At Squirrel, we use one called 1Password—but Apple and Google do a great job of this stuff too. Just be sure to keep your device locked when you’re not using it!

And finally – don’t share your passwords with anyone!

2. Make sure you’ve got multi-factor authentication enabled (MFA) 

Multi-factor authentication is an added line of defence that makes it much harder for people to get into your account, even if they do somehow get their hands on your password!

Squirrel works with Authsignal to provide MFA for our customers.

3. Enable face or fingerprint recognition, or a PIN, on the mobile app

This is another layer of security, which means that even if someone does get hold of your password, they won’t be able to use it to log-in to the mobile app!

It also means you won’t have to enter your password as often – which is a nice little time-saver.

4. Keep your personal contact info up-to-date

This means you’ll get an alert about any suspicious activity with your account – and it also makes it much easier for us to get in touch with you if there is any suspicious activity, so we can get it sorted.

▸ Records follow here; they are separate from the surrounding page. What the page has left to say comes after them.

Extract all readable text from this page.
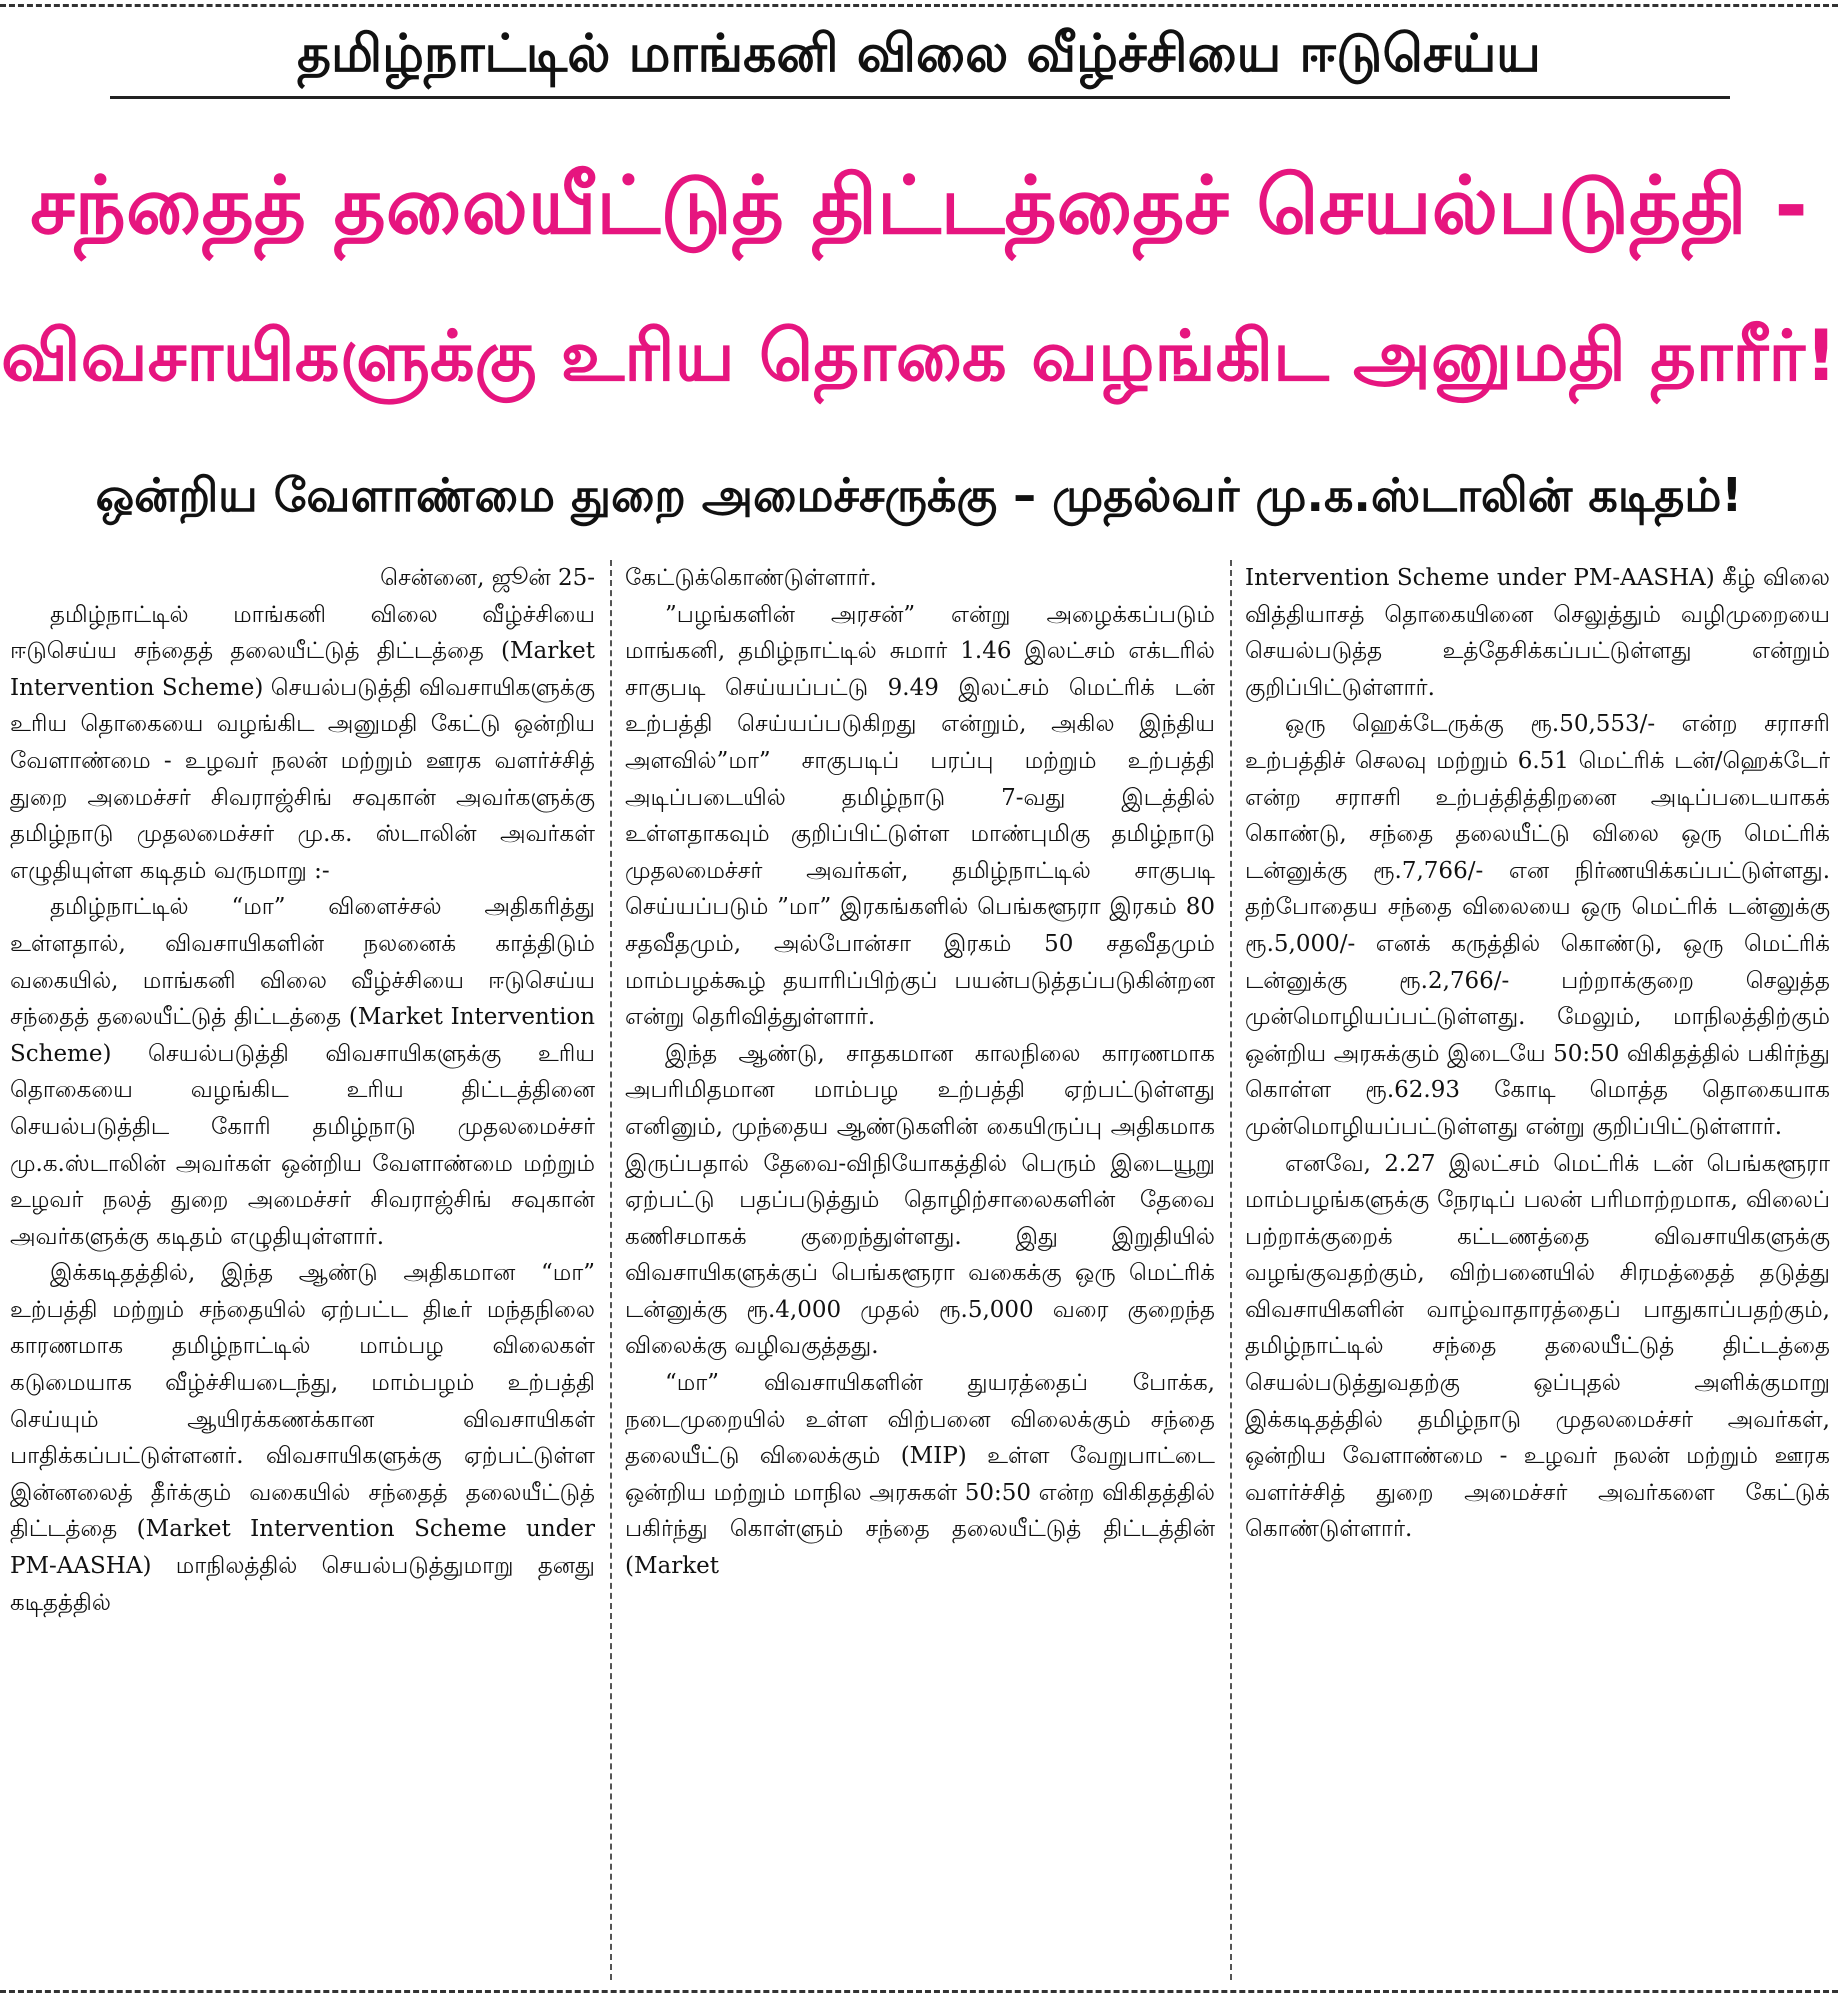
தமிழ்நாட்டில் மாங்கனி விலை வீழ்ச்சியை ஈடுசெய்ய
சந்தைத் தலையீட்டுத் திட்டத்தைச் செயல்படுத்தி -
விவசாயிகளுக்கு உரிய தொகை வழங்கிட அனுமதி தாரீர்!
ஒன்றிய வேளாண்மை துறை அமைச்சருக்கு – முதல்வர் மு.க.ஸ்டாலின் கடிதம்!

சென்னை, ஜூன் 25-

தமிழ்நாட்டில் மாங்கனி விலை வீழ்ச்சியை ஈடுசெய்ய சந்தைத் தலையீட்டுத் திட்டத்தை (Market Intervention Scheme) செயல்படுத்தி விவசாயிகளுக்கு உரிய தொகையை வழங்கிட அனுமதி கேட்டு ஒன்றிய வேளாண்மை - உழவர் நலன் மற்றும் ஊரக வளர்ச்சித் துறை அமைச்சர் சிவராஜ்சிங் சவுகான் அவர்களுக்கு தமிழ்நாடு முதலமைச்சர் மு.க. ஸ்டாலின் அவர்கள் எழுதியுள்ள கடிதம் வருமாறு :-

தமிழ்நாட்டில் “மா” விளைச்சல் அதிகரித்து உள்ளதால், விவசாயிகளின் நலனைக் காத்திடும் வகையில், மாங்கனி விலை வீழ்ச்சியை ஈடுசெய்ய சந்தைத் தலையீட்டுத் திட்டத்தை (Market Intervention Scheme) செயல்படுத்தி விவசாயிகளுக்கு உரிய தொகையை வழங்கிட உரிய திட்டத்தினை செயல்படுத்திட கோரி தமிழ்நாடு முதலமைச்சர் மு.க.ஸ்டாலின் அவர்கள் ஒன்றிய வேளாண்மை மற்றும் உழவர் நலத் துறை அமைச்சர் சிவராஜ்சிங் சவுகான் அவர்களுக்கு கடிதம் எழுதியுள்ளார்.

இக்கடிதத்தில், இந்த ஆண்டு அதிகமான “மா” உற்பத்தி மற்றும் சந்தையில் ஏற்பட்ட திடீர் மந்தநிலை காரணமாக தமிழ்நாட்டில் மாம்பழ விலைகள் கடுமையாக வீழ்ச்சியடைந்து, மாம்பழம் உற்பத்தி செய்யும் ஆயிரக்கணக்கான விவசாயிகள் பாதிக்கப்பட்டுள்ளனர். விவசாயிகளுக்கு ஏற்பட்டுள்ள இன்னலைத் தீர்க்கும் வகையில் சந்தைத் தலையீட்டுத் திட்டத்தை (Market Intervention Scheme under PM-AASHA) மாநிலத்தில் செயல்படுத்துமாறு தனது கடிதத்தில்

கேட்டுக்கொண்டுள்ளார்.

”பழங்களின் அரசன்” என்று அழைக்கப்படும் மாங்கனி, தமிழ்நாட்டில் சுமார் 1.46 இலட்சம் எக்டரில் சாகுபடி செய்யப்பட்டு 9.49 இலட்சம் மெட்ரிக் டன் உற்பத்தி செய்யப்படுகிறது என்றும், அகில இந்திய அளவில்”மா” சாகுபடிப் பரப்பு மற்றும் உற்பத்தி அடிப்படையில் தமிழ்நாடு 7-வது இடத்தில் உள்ளதாகவும் குறிப்பிட்டுள்ள மாண்புமிகு தமிழ்நாடு முதலமைச்சர் அவர்கள், தமிழ்நாட்டில் சாகுபடி செய்யப்படும் ”மா” இரகங்களில் பெங்களூரா இரகம் 80 சதவீதமும், அல்போன்சா இரகம் 50 சதவீதமும் மாம்பழக்கூழ் தயாரிப்பிற்குப் பயன்படுத்தப்படுகின்றன என்று தெரிவித்துள்ளார்.

இந்த ஆண்டு, சாதகமான காலநிலை காரணமாக அபரிமிதமான மாம்பழ உற்பத்தி ஏற்பட்டுள்ளது எனினும், முந்தைய ஆண்டுகளின் கையிருப்பு அதிகமாக இருப்பதால் தேவை-விநியோகத்தில் பெரும் இடையூறு ஏற்பட்டு பதப்படுத்தும் தொழிற்சாலைகளின் தேவை கணிசமாகக் குறைந்துள்ளது. இது இறுதியில் விவசாயிகளுக்குப் பெங்களூரா வகைக்கு ஒரு மெட்ரிக் டன்னுக்கு ரூ.4,000 முதல் ரூ.5,000 வரை குறைந்த விலைக்கு வழிவகுத்தது.

“மா” விவசாயிகளின் துயரத்தைப் போக்க, நடைமுறையில் உள்ள விற்பனை விலைக்கும் சந்தை தலையீட்டு விலைக்கும் (MIP) உள்ள வேறுபாட்டை ஒன்றிய மற்றும் மாநில அரசுகள் 50:50 என்ற விகிதத்தில் பகிர்ந்து கொள்ளும் சந்தை தலையீட்டுத் திட்டத்தின் (Market

Intervention Scheme under PM-AASHA) கீழ் விலை வித்தியாசத் தொகையினை செலுத்தும் வழிமுறையை செயல்படுத்த உத்தேசிக்கப்பட்டுள்ளது என்றும் குறிப்பிட்டுள்ளார்.

ஒரு ஹெக்டேருக்கு ரூ.50,553/- என்ற சராசரி உற்பத்திச் செலவு மற்றும் 6.51 மெட்ரிக் டன்/ஹெக்டேர் என்ற சராசரி உற்பத்தித்திறனை அடிப்படையாகக் கொண்டு, சந்தை தலையீட்டு விலை ஒரு மெட்ரிக் டன்னுக்கு ரூ.7,766/- என நிர்ணயிக்கப்பட்டுள்ளது. தற்போதைய சந்தை விலையை ஒரு மெட்ரிக் டன்னுக்கு ரூ.5,000/- எனக் கருத்தில் கொண்டு, ஒரு மெட்ரிக் டன்னுக்கு ரூ.2,766/- பற்றாக்குறை செலுத்த முன்மொழியப்பட்டுள்ளது. மேலும், மாநிலத்திற்கும் ஒன்றிய அரசுக்கும் இடையே 50:50 விகிதத்தில் பகிர்ந்து கொள்ள ரூ.62.93 கோடி மொத்த தொகையாக முன்மொழியப்பட்டுள்ளது என்று குறிப்பிட்டுள்ளார்.

எனவே, 2.27 இலட்சம் மெட்ரிக் டன் பெங்களூரா மாம்பழங்களுக்கு நேரடிப் பலன் பரிமாற்றமாக, விலைப் பற்றாக்குறைக் கட்டணத்தை விவசாயிகளுக்கு வழங்குவதற்கும், விற்பனையில் சிரமத்தைத் தடுத்து விவசாயிகளின் வாழ்வாதாரத்தைப் பாதுகாப்பதற்கும், தமிழ்நாட்டில் சந்தை தலையீட்டுத் திட்டத்தை செயல்படுத்துவதற்கு ஒப்புதல் அளிக்குமாறு இக்கடிதத்தில் தமிழ்நாடு முதலமைச்சர் அவர்கள், ஒன்றிய வேளாண்மை - உழவர் நலன் மற்றும் ஊரக வளர்ச்சித் துறை அமைச்சர் அவர்களை கேட்டுக் கொண்டுள்ளார்.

5. Learn the tell-tale signs of a scam email or text

It’s pretty scary how clever scammers are getting these days, but there are a few things that can be a dead giveaway when it comes to spotting a scam in the wild. Things like:

1. If they’re asking you for your account login info – including any links that ask you to “click to log in”.
2. If you receive an email that asks you to “click this link” to login. Squirrel will never include login links in our emails.
3. If someone is offering unsolicited investment advice, especially on social media and emails.
4. The sender’s email address looks suspicious – like if it’s from a Gmail account, or if the domain name is spelled wrong. This is often the best indicator that something’s amiss!
5. The text is from a standard mobile number (021, 027, etc.), or an overseas number. Most legitimate businesses, Squirrel included, will text you via a “short code” which is an abbreviated 3- to 6-digit phone number.

So, in short, keeping your data and money secure is—and always will be—one of our top priorities

Even though most of what we do happens in the background, so you don’t see it in action, there are plenty of layers of defence working away to help protect our customers, their money and their personal information.